Harga Minyak Mentah Naik 1 Persen Dibayangi Sentimen Suriah dan China

Ekonomi | inews | Selasa, 10 Desember 2024 - 06:35
share

HOUSTON, iNews.id - Harga minyak mentah naik lebih dari 1 persen pada penutupan perdagangan Senin (9/12/2024). Kenaikan tersebut dibayangi risiko geopolitik setelah lengsernya Presiden Suriah Bashar Al Assad dan China yang tengah berupaya melonggarkan kebijakan moneter pertamanya sejak 2010.

Minyak mentah Brent berjangka ditutup naik 1,02 dolar AS atau 1,4 persen ke level 72,14 dolar AS per barel. Sementara, minyak West Texas Intermediate (WTI) AS naik 1,17 dolar AS atau 1,7 persen menjadi 68,37 dolar AS per barel.

"Peristiwa di Suriah selama akhir pekan dapat memengaruhi pasar minyak mentah dan meningkatkan premi risiko geopolitik pada harga minyak dalam beberapa minggu dan bulan mendatang di tengah ketidakstabilan yang lebih besar di kawasan Timur Tengah," ucap Kepala Analisis Geopolitik Rystad Energy, Jorge Leon dikutip dari Reuters, Selasa (10/12/2024).

Pemberontak Suriah mengatakan bahwa mereka telah menggulingkan Assad sekaligus mengakhiri dinasti keluarga selama 50 tahun dan menimbulkan kekhawatiran akan ketidakstabilan yang lebih parah di wilayah yang dilanda perang.

Meskipun Suriah bukan produsen minyak utama, negara itu memiliki pengaruh geopolitik karena lokasinya dan hubungannya dengan Rusia dan Iran. Perubahan rezim tersebut berpotensi meluas ke wilayah tetangga. 

Dalam tanda-tanda awal gangguan di pasar minyak, sebuah kapal tanker yang membawa minyak Iran ke Suriah berbalik arah di Laut Merah, menurut data pelacakan kapal.

Sementara itu, China akan meningkatkan penyesuaian kontra-siklus dengan fokus pada perluasan permintaan domestik dan peningkatan konsumsi, menurut laporan media pemerintah Xinhua, mengutip hasil pertemuan pejabat tinggi Partai Komunis, Politbiro.
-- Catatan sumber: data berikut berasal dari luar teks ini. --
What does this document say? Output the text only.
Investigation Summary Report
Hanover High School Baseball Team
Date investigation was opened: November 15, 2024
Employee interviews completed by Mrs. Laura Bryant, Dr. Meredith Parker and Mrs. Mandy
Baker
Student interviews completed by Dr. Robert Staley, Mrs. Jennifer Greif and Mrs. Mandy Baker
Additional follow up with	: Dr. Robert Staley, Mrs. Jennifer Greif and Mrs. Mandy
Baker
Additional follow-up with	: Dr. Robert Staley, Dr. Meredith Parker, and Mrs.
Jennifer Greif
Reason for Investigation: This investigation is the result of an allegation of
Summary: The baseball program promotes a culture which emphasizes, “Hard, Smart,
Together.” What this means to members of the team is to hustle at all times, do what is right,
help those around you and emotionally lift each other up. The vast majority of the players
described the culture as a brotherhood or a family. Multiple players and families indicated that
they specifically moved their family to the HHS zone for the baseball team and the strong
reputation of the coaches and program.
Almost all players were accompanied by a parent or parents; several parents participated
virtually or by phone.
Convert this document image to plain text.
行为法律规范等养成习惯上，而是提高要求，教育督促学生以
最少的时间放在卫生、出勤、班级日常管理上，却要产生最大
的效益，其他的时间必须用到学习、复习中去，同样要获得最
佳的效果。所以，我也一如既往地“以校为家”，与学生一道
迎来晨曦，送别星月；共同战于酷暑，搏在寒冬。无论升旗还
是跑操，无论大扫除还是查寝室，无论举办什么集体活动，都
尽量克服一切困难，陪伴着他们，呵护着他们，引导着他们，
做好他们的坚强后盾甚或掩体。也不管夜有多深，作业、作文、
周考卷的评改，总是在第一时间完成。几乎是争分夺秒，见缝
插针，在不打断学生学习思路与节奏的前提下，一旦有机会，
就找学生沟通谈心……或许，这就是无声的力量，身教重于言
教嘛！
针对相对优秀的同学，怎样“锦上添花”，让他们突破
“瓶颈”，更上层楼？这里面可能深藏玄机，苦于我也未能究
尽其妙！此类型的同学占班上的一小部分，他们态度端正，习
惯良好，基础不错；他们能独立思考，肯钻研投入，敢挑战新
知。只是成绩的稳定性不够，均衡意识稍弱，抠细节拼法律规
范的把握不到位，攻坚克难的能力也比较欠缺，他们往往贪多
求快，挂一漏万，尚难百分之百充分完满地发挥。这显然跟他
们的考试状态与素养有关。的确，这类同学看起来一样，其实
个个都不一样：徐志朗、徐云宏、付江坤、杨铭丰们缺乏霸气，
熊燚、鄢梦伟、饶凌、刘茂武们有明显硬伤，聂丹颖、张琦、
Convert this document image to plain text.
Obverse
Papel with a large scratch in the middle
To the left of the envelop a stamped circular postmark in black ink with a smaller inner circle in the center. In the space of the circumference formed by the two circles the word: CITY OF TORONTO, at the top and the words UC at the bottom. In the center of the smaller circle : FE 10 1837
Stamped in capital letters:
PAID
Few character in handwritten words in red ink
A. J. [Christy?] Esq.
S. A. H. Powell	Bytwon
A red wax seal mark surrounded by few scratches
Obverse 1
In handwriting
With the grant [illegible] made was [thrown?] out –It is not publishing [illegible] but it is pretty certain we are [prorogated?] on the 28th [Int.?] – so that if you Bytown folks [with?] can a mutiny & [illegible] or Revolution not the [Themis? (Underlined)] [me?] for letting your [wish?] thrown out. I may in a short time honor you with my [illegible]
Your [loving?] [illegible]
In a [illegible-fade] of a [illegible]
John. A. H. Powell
Perubahan pada pertumbuhan permintaan di China terjadi karena kemerosotan di pasar properti yang berdampak terhadap kepercayaan dan konsumsi masyarakat. Kebijakan pelonggaran mengacu pada tindakan bank sentral atau pemerintah untuk mendorong pertumbuhan, seperti meningkatkan pasokan uang, menurunkan suku bunga, dan menerapkan stimulus fiskal.

"Kami melihat lonjakan harga komoditas jika Tiongkok benar-benar menepati janji kebijakan moneter yang lebih longgar dan kemungkinan mereka akan melakukan apa pun untuk merangsang ekonomi," ucap Analis Price Futures Group, Phil Flynn. 

Perlambatan permintaan China merupakan faktor di balik keputusan kelompok produsen minyak OPEC+ yang memutuskan menunda rencana peningkatan produksi hingga April 2025 mendatang.

Pedagang juga tetap fokus pada data inflasi AS yang diharapkan dapat memperkuat pemotongan suku bunga Desember oleh Federal Reserve minggu depan. Suku bunga yang lebih rendah menurunkan biaya pinjaman, yang dapat meningkatkan aktivitas ekonomi dan memacu permintaan minyak.